Nas últimas conversas com o meu Tio Alfredo Baeta Garcia ouvi estas histórias que deixo aqui registadas, salvaguardndo-as do esquecimento até que, como diz o meu tio, ninguém mais se interesse pelos factos que apenas marcaram a geração que os viveu.
No início
Decorria longo o ano de 1961, e já uma companhia do exército estava instalada no Quitexe.
Eu dava-me muito bem com todos os oficiais da Companhia e, normalmente almoçava com os alferes numa messe improvisada para oficiais. Tinha com todos uma relação bastante cordial e um dia dizem-me que receberam ordens para fazer uma batida na zona por trás da minha fazenda.
Fiquei preocupadíssimo: Não tinha defesa civil na fazenda e, com certeza, as populações que tinham fugido para a mata iriam julgar que a iniciativa do ataque era minha e a fazenda seria objecto de represálias. Até ali e, tirando um assalto à procura de armas (que não havia) no inicio dos combates, a fazenda não tinha sido atacada. Expliquei as minhas preocupações aos oficiais, que as entenderam, mas nada podiam fazer. Eram ordens superiores do comandante do batalhão. Dirigi-me, então, ao Pumbassai onde estava sediado o comandante, um tenente-coronel. Recebeu-me muito afavelmente e expus os meus argumentos. Eis senão quando, se levanta um capitão e atira:
- Sem me querer imiscuir na decisão do Sr.

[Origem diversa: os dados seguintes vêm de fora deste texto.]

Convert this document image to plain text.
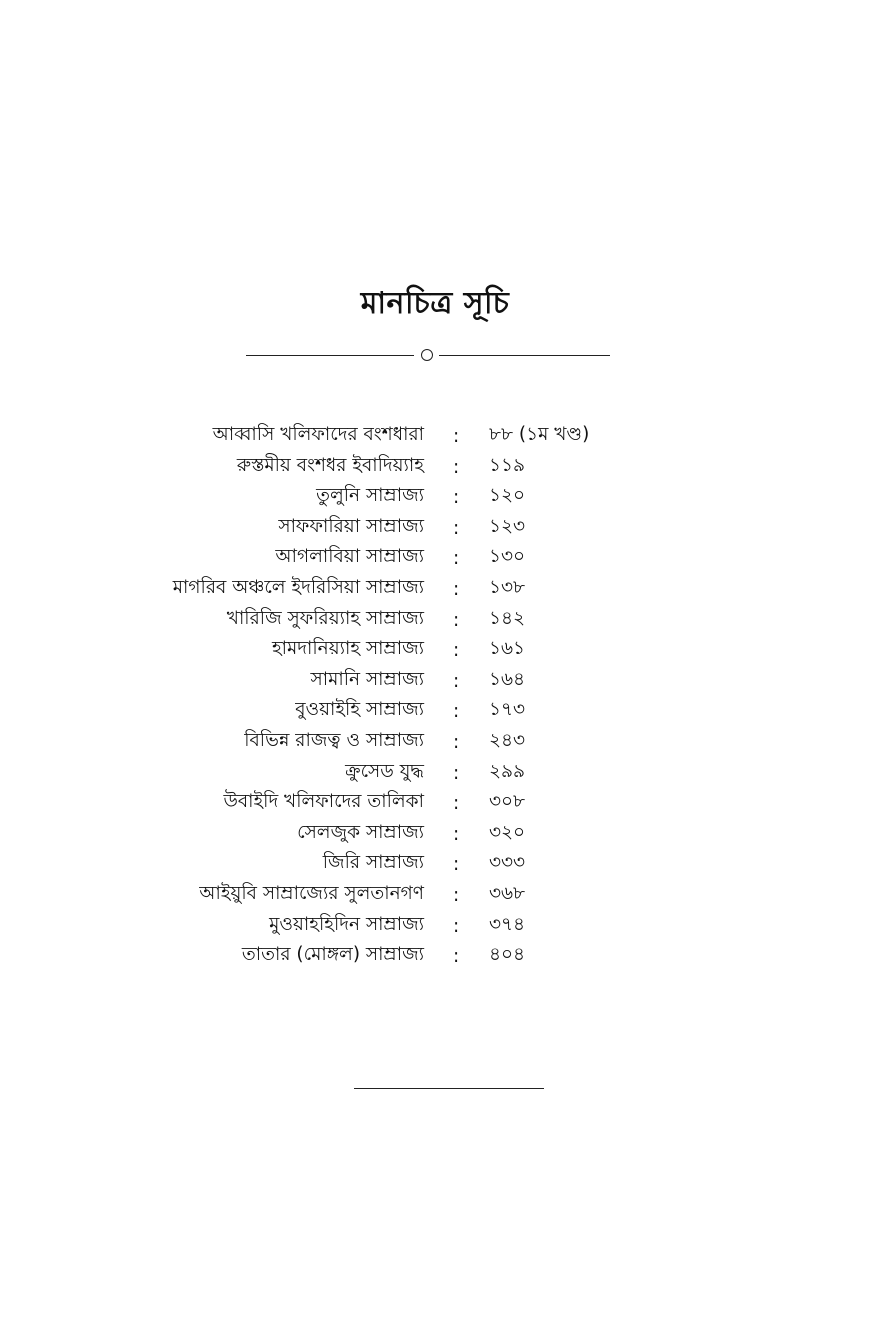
মানচিত্র সূচি
আব্বাসি খলিফাদের বংশধারা : ৮৮ (১ম খণ্ড)
রুস্তমীয় বংশধর ইবাদিয়্যাহ : ১১৯
তুলুনি সাম্রাজ্য : ১২০
সাফফারিয়া সাম্রাজ্য : ১২৩
আগলাবিয়া সাম্রাজ্য : ১৩০
মাগরিব অঞ্চলে ইদরিসিয়া সাম্রাজ্য : ১৩৮
খারিজি সুফরিয়্যাহ সাম্রাজ্য : ১৪২
হামদানিয়্যাহ সাম্রাজ্য : ১৬১
সামানি সাম্রাজ্য : ১৬৪
বুওয়াইহি সাম্রাজ্য : ১৭৩
বিভিন্ন রাজত্ব ও সাম্রাজ্য : ২৪৩
ক্রুসেড যুদ্ধ : ২৯৯
উবাইদি খলিফাদের তালিকা : ৩০৮
সেলজুক সাম্রাজ্য : ৩২০
জিরি সাম্রাজ্য : ৩৩৩
আইয়ুবি সাম্রাজ্যের সুলতানগণ : ৩৬৮
মুওয়াহহিদিন সাম্রাজ্য : ৩৭৪
তাতার (মোঙ্গল) সাম্রাজ্য : ৪০৪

Comandante, este senhor devia ser imediatamente preso porque o que pretende é a protecção dos turras! Apresente imediatamente o seu bilhete de identidade!

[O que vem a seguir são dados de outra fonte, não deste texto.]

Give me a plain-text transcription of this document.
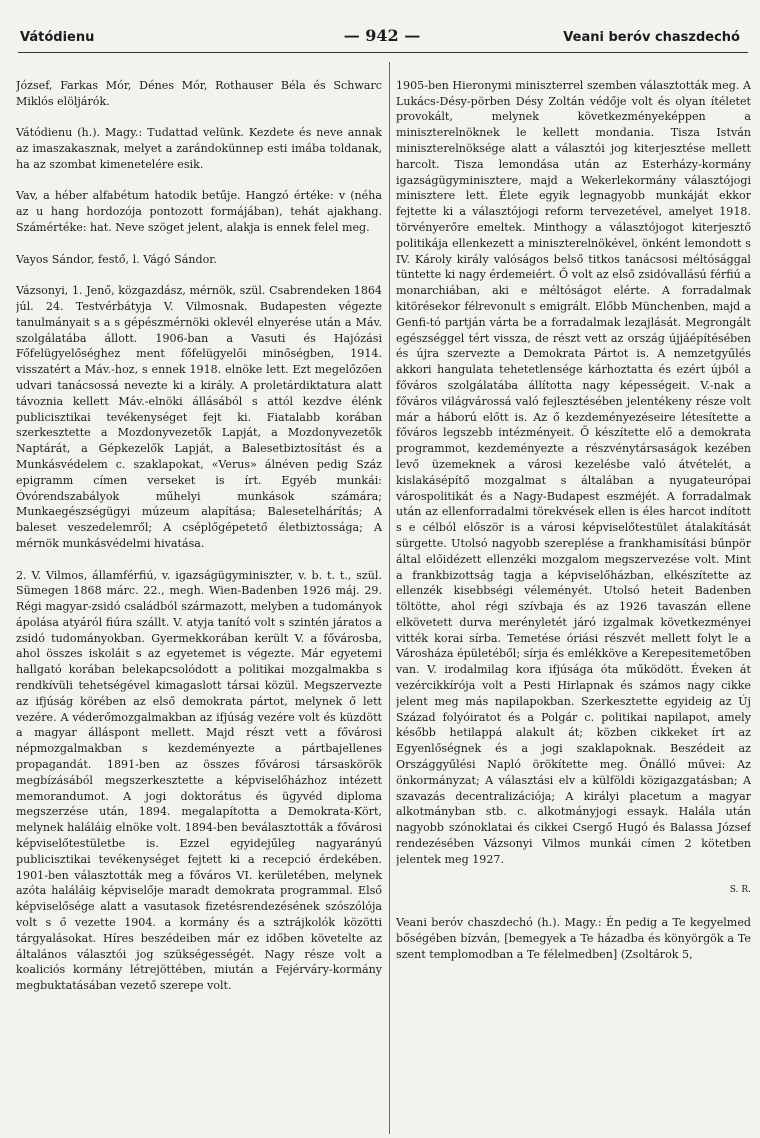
Vátódienu	— 942 —	Veani beróv chaszdechó

József, Farkas Mór, Dénes Mór, Rothauser Béla és Schwarc Miklós elöljárók.

Vátódienu (h.). Magy.: Tudattad velünk. Kezdete és neve annak az imaszakasznak, melyet a zarándokünnep esti imába toldanak, ha az szombat kimenetelére esik.

Vav, a héber alfabétum hatodik betűje. Hangzó értéke: v (néha az u hang hordozója pontozott formájában), tehát ajakhang. Számértéke: hat. Neve szöget jelent, alakja is ennek felel meg.

Vayos Sándor, festő, l. Vágó Sándor.

Vázsonyi, 1. Jenő, közgazdász, mérnök, szül. Csabrendeken 1864 júl. 24. Testvérbátyja V. Vilmosnak. Budapesten végezte tanulmányait s a s gépészmérnöki oklevél elnyerése után a Máv. szolgálatába állott. 1906-ban a Vasuti és Hajózási Főfelügyelőséghez ment főfelügyelői minőségben, 1914. visszatért a Máv.-hoz, s ennek 1918. elnöke lett. Ezt megelőzően udvari tanácsossá nevezte ki a király. A proletárdiktatura alatt távoznia kellett Máv.-elnöki állásából s attól kezdve élénk publicisztikai tevékenységet fejt ki. Fiatalabb korában szerkesztette a Mozdonyvezetők Lapját, a Mozdonyvezetők Naptárát, a Gépkezelők Lapját, a Balesetbiztosítást és a Munkásvédelem c. szaklapokat, «Verus» álnéven pedig Száz epigramm címen verseket is írt. Egyéb munkái: Óvórendszabályok műhelyi munkások számára; Munkaegészségügyi múzeum alapítása; Balesetelhárítás; A baleset veszedelemről; A cséplőgépetető életbiztossága; A mérnök munkásvédelmi hivatása.

2. V. Vilmos, államférfiú, v. igazságügyminiszter, v. b. t. t., szül. Sümegen 1868 márc. 22., megh. Wien-Badenben 1926 máj. 29. Régi magyar-zsidó családból származott, melyben a tudományok ápolása atyáról fiúra szállt. V. atyja tanító volt s szintén járatos a zsidó tudományokban. Gyermekkorában került V. a fővárosba, ahol összes iskoláit s az egyetemet is végezte. Már egyetemi hallgató korában belekapcsolódott a politikai mozgalmakba s rendkívüli tehetségével kimagaslott társai közül. Megszervezte az ifjúság körében az első demokrata pártot, melynek ő lett vezére. A véderőmozgalmakban az ifjúság vezére volt és küzdött a magyar álláspont mellett. Majd részt vett a fővárosi népmozgalmakban s kezdeményezte a pártbajellenes propagandát. 1891-ben az összes fővárosi társaskörök megbízásából megszerkesztette a képviselőházhoz intézett memorandumot. A jogi doktorátus és ügyvéd diploma megszerzése után, 1894. megalapította a Demokrata-Kört, melynek haláláig elnöke volt. 1894-ben beválasztották a fővárosi képviselőtestületbe is. Ezzel egyidejűleg nagyarányú publicisztikai tevékenységet fejtett ki a recepció érdekében. 1901-ben választották meg a főváros VI. kerületében, melynek azóta haláláig képviselője maradt demokrata programmal. Első képviselősége alatt a vasutasok fizetésrendezésének szószólója volt s ő vezette 1904. a kormány és a sztrájkolók közötti tárgyalásokat. Híres beszédeiben már ez időben követelte az általános választói jog szükségességét. Nagy része volt a koaliciós kormány létrejöttében, miután a Fejérváry-kormány megbuktatásában vezető szerepe volt.

1905-ben Hieronymi miniszterrel szemben választották meg. A Lukács-Désy-pörben Désy Zoltán védője volt és olyan ítéletet provokált, melynek következményeképpen a miniszterelnöknek le kellett mondania. Tisza István miniszterelnöksége alatt a választói jog kiterjesztése mellett harcolt. Tisza lemondása után az Esterházy-kormány igazságügyminisztere, majd a Wekerlekormány választójogi minisztere lett. Élete egyik legnagyobb munkáját ekkor fejtette ki a választójogi reform tervezetével, amelyet 1918. törvényerőre emeltek. Minthogy a választójogot kiterjesztő politikája ellenkezett a miniszterelnökével, önként lemondott s IV. Károly király valóságos belső titkos tanácsosi méltósággal tüntette ki nagy érdemeiért. Ő volt az első zsidóvallású férfiú a monarchiában, aki e méltóságot elérte. A forradalmak kitörésekor félrevonult s emigrált. Előbb Münchenben, majd a Genfi-tó partján várta be a forradalmak lezajlását. Megrongált egészséggel tért vissza, de részt vett az ország újjáépítésében és újra szervezte a Demokrata Pártot is. A nemzetgyűlés akkori hangulata tehetetlensége kárhoztatta és ezért újból a főváros szolgálatába állította nagy képességeit. V.-nak a főváros világvárossá való fejlesztésében jelentékeny része volt már a háború előtt is. Az ő kezdeményezéseire létesítette a főváros legszebb intézményeit. Ő készítette elő a demokrata programmot, kezdeményezte a részvénytársaságok kezében levő üzemeknek a városi kezelésbe való átvételét, a kislakásépítő mozgalmat s általában a nyugateurópai várospolitikát és a Nagy-Budapest eszméjét. A forradalmak után az ellenforradalmi törekvések ellen is éles harcot indított s e célból először is a városi képviselőtestület átalakítását sürgette. Utolsó nagyobb szereplése a frankhamisítási bűnpör által előidézett ellenzéki mozgalom megszervezése volt. Mint a frankbizottság tagja a képviselőházban, elkészítette az ellenzék kisebbségi véleményét. Utolsó heteit Badenben töltötte, ahol régi szívbaja és az 1926 tavaszán ellene elkövetett durva merényletét járó izgalmak következményei vitték korai sírba. Temetése óriási részvét mellett folyt le a Városháza épületéből; sírja és emlékköve a Kerepesitemetőben van. V. irodalmilag kora ifjúsága óta működött. Éveken át vezércikkírója volt a Pesti Hirlapnak és számos nagy cikke jelent meg más napilapokban. Szerkesztette egyideig az Új Század folyóiratot és a Polgár c. politikai napilapot, amely később hetilappá alakult át; közben cikkeket írt az Egyenlőségnek és a jogi szaklapoknak. Beszédeit az Országgyűlési Napló örökítette meg. Önálló művei: Az önkormányzat; A választási elv a külföldi közigazgatásban; A szavazás decentralizációja; A királyi placetum a magyar alkotmányban stb. c. alkotmányjogi essayk. Halála után nagyobb szónoklatai és cikkei Csergő Hugó és Balassa József rendezésében Vázsonyi Vilmos munkái címen 2 kötetben jelentek meg 1927.

S. R.

Veani beróv chaszdechó (h.). Magy.: Én pedig a Te kegyelmed bőségében bízván, [bemegyek a Te házadba és könyörgök a Te szent templomodban a Te félelmedben] (Zsoltárok 5,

Depois de algumas peripécias que passaram até pela acusação de falsificação do BI, lá me deixaram partir, mas com um aviso bem ameaçador: Se na batida não fosse encontrada resistência é porque teria havido um delator que, obviamente seria eu! Regressei ao Quitexe, mas seguido por um jipe da tropa. Transmiti aos oficiais do Quitexe o que se tinha passado. Como eram meus amigos logo me descansaram:
-Não te preocupes, quer encontremos ou não alguém, o relatório irá dizer que houve resistência.

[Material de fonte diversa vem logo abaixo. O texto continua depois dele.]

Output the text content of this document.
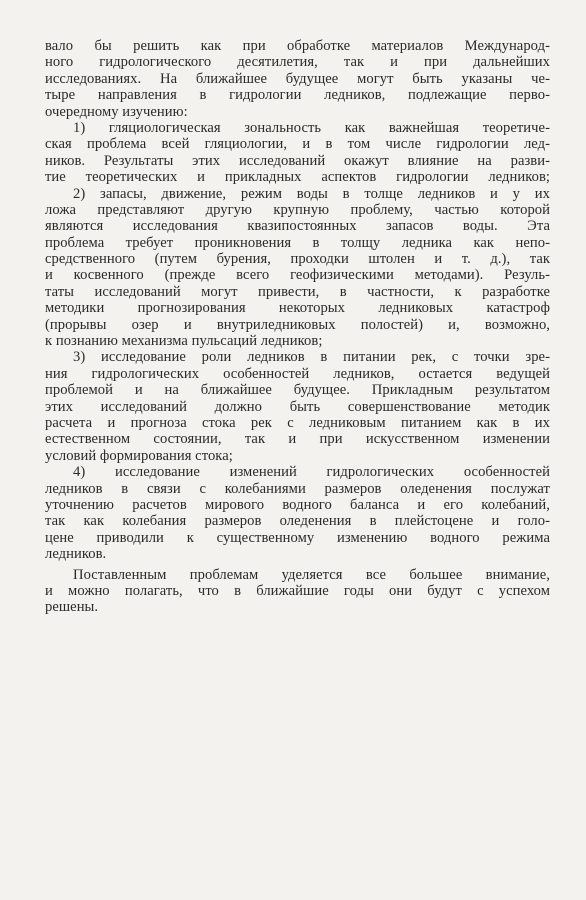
вало бы решить как при обработке материалов Международ-
ного гидрологического десятилетия, так и при дальнейших
исследованиях. На ближайшее будущее могут быть указаны че-
тыре направления в гидрологии ледников, подлежащие перво-
очередному изучению:
1) гляциологическая зональность как важнейшая теоретиче-
ская проблема всей гляциологии, и в том числе гидрологии лед-
ников. Результаты этих исследований окажут влияние на разви-
тие теоретических и прикладных аспектов гидрологии ледников;
2) запасы, движение, режим воды в толще ледников и у их
ложа представляют другую крупную проблему, частью которой
являются исследования квазипостоянных запасов воды. Эта
проблема требует проникновения в толщу ледника как непо-
средственного (путем бурения, проходки штолен и т. д.), так
и косвенного (прежде всего геофизическими методами). Резуль-
таты исследований могут привести, в частности, к разработке
методики прогнозирования некоторых ледниковых катастроф
(прорывы озер и внутриледниковых полостей) и, возможно,
к познанию механизма пульсаций ледников;
3) исследование роли ледников в питании рек, с точки зре-
ния гидрологических особенностей ледников, остается ведущей
проблемой и на ближайшее будущее. Прикладным результатом
этих исследований должно быть совершенствование методик
расчета и прогноза стока рек с ледниковым питанием как в их
естественном состоянии, так и при искусственном изменении
условий формирования стока;
4) исследование изменений гидрологических особенностей
ледников в связи с колебаниями размеров оледенения послужат
уточнению расчетов мирового водного баланса и его колебаний,
так как колебания размеров оледенения в плейстоцене и голо-
цене приводили к существенному изменению водного режима
ледников.
Поставленным проблемам уделяется все большее внимание,
и можно полагать, что в ближайшие годы они будут с успехом
решены.
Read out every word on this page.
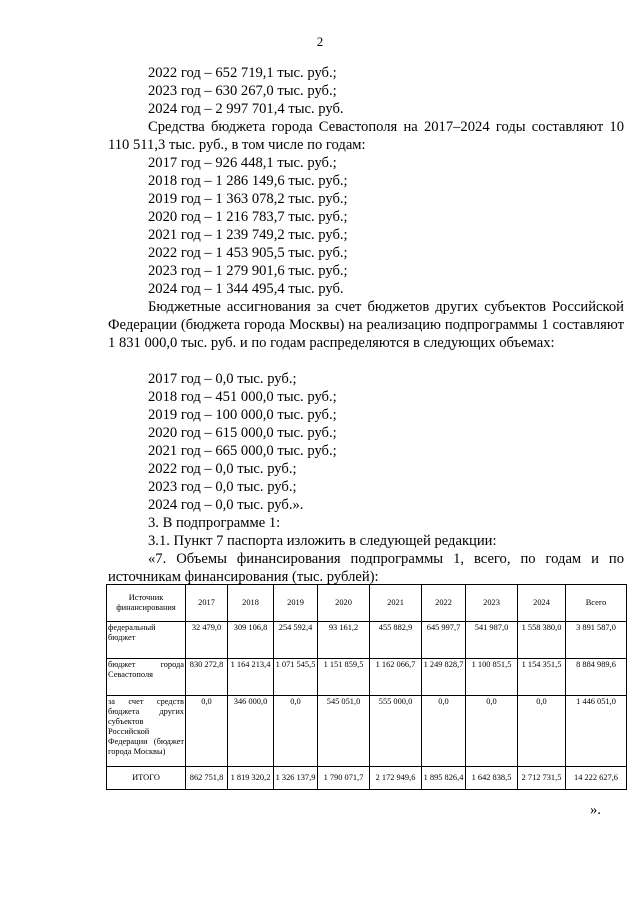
2
2022 год – 652 719,1 тыс. руб.;
2023 год – 630 267,0 тыс. руб.;
2024 год – 2 997 701,4 тыс. руб.
Средства бюджета города Севастополя на 2017–2024 годы составляют 10 110 511,3 тыс. руб., в том числе по годам:
2017 год – 926 448,1 тыс. руб.;
2018 год – 1 286 149,6 тыс. руб.;
2019 год – 1 363 078,2 тыс. руб.;
2020 год – 1 216 783,7 тыс. руб.;
2021 год – 1 239 749,2 тыс. руб.;
2022 год – 1 453 905,5 тыс. руб.;
2023 год – 1 279 901,6 тыс. руб.;
2024 год – 1 344 495,4 тыс. руб.
Бюджетные ассигнования за счет бюджетов других субъектов Российской Федерации (бюджета города Москвы) на реализацию подпрограммы 1 составляют 1 831 000,0 тыс. руб. и по годам распределяются в следующих объемах:
2017 год – 0,0 тыс. руб.;
2018 год – 451 000,0 тыс. руб.;
2019 год – 100 000,0 тыс. руб.;
2020 год – 615 000,0 тыс. руб.;
2021 год – 665 000,0 тыс. руб.;
2022 год – 0,0 тыс. руб.;
2023 год – 0,0 тыс. руб.;
2024 год – 0,0 тыс. руб.».
3. В подпрограмме 1:
3.1. Пункт 7 паспорта изложить в следующей редакции:
«7. Объемы финансирования подпрограммы 1, всего, по годам и по источникам финансирования (тыс. рублей):
Источник финансирования	2017	2018	2019	2020	2021	2022	2023	2024	Всего
федеральный бюджет	32 479,0	309 106,8	254 592,4	93 161,2	455 882,9	645 997,7	541 987,0	1 558 380,0	3 891 587,0
бюджет города Севастополя	830 272,8	1 164 213,4	1 071 545,5	1 151 859,5	1 162 066,7	1 249 828,7	1 100 851,5	1 154 351,5	8 884 989,6
за счет средств бюджета других субъектов Российской Федерации (бюджет города Москвы)	0,0	346 000,0	0,0	545 051,0	555 000,0	0,0	0,0	0,0	1 446 051,0
ИТОГО	862 751,8	1 819 320,2	1 326 137,9	1 790 071,7	2 172 949,6	1 895 826,4	1 642 838,5	2 712 731,5	14 222 627,6
».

Fiquei mais calmo. De facto nunca tive qualquer contacto com os sublevados. Uma vez, com conhecimento do Administrador, ainda deixei uns panfletos apelando ao seu regresso, com a garantia de que não seriam molestados. Mas não obtive qualquer resultado.
No fim, em 1974
Com o fim da guerra começaram a chegar as populações que tinham andado 13 anos escondidas na mata ou que tinham procurado refúgio no vizinho Congo (Zaire). A atitude dos primeiros veio a revelar-se muito mais afável que a dos emigrados à força, distantes e desconfiados. Um dia soube que tinham regressado os habitantes do Mongage, uma sansala na direcção de S. José do Encoge que eu conhecia muito bem, antes do 15 de Março de 61. Com autorização do Administrador levei-lhes uns bens alimentares: açúcar, sal, peixe seco, feijão e fuba. Ficaram todos muito gratos. Passados uns dias aparecem-me na fazenda os mais velhos do Mongage com uma oferta. Uma galinha magra e escanzelada que era um dos seus bens mais preciosos, criada na mata, entre fugas constantes. Fiquei verdadeiramente sensibilizado com este gesto. Apesar de toda a guerra passada era possível manter-se uma sã convivência alicerçada no respeito mútuo. Infelizmente outros interesses se levantaram e a guerra continuou tão ou mais cruel e com efeitos devastadores para esta gente que bem merecia a paz.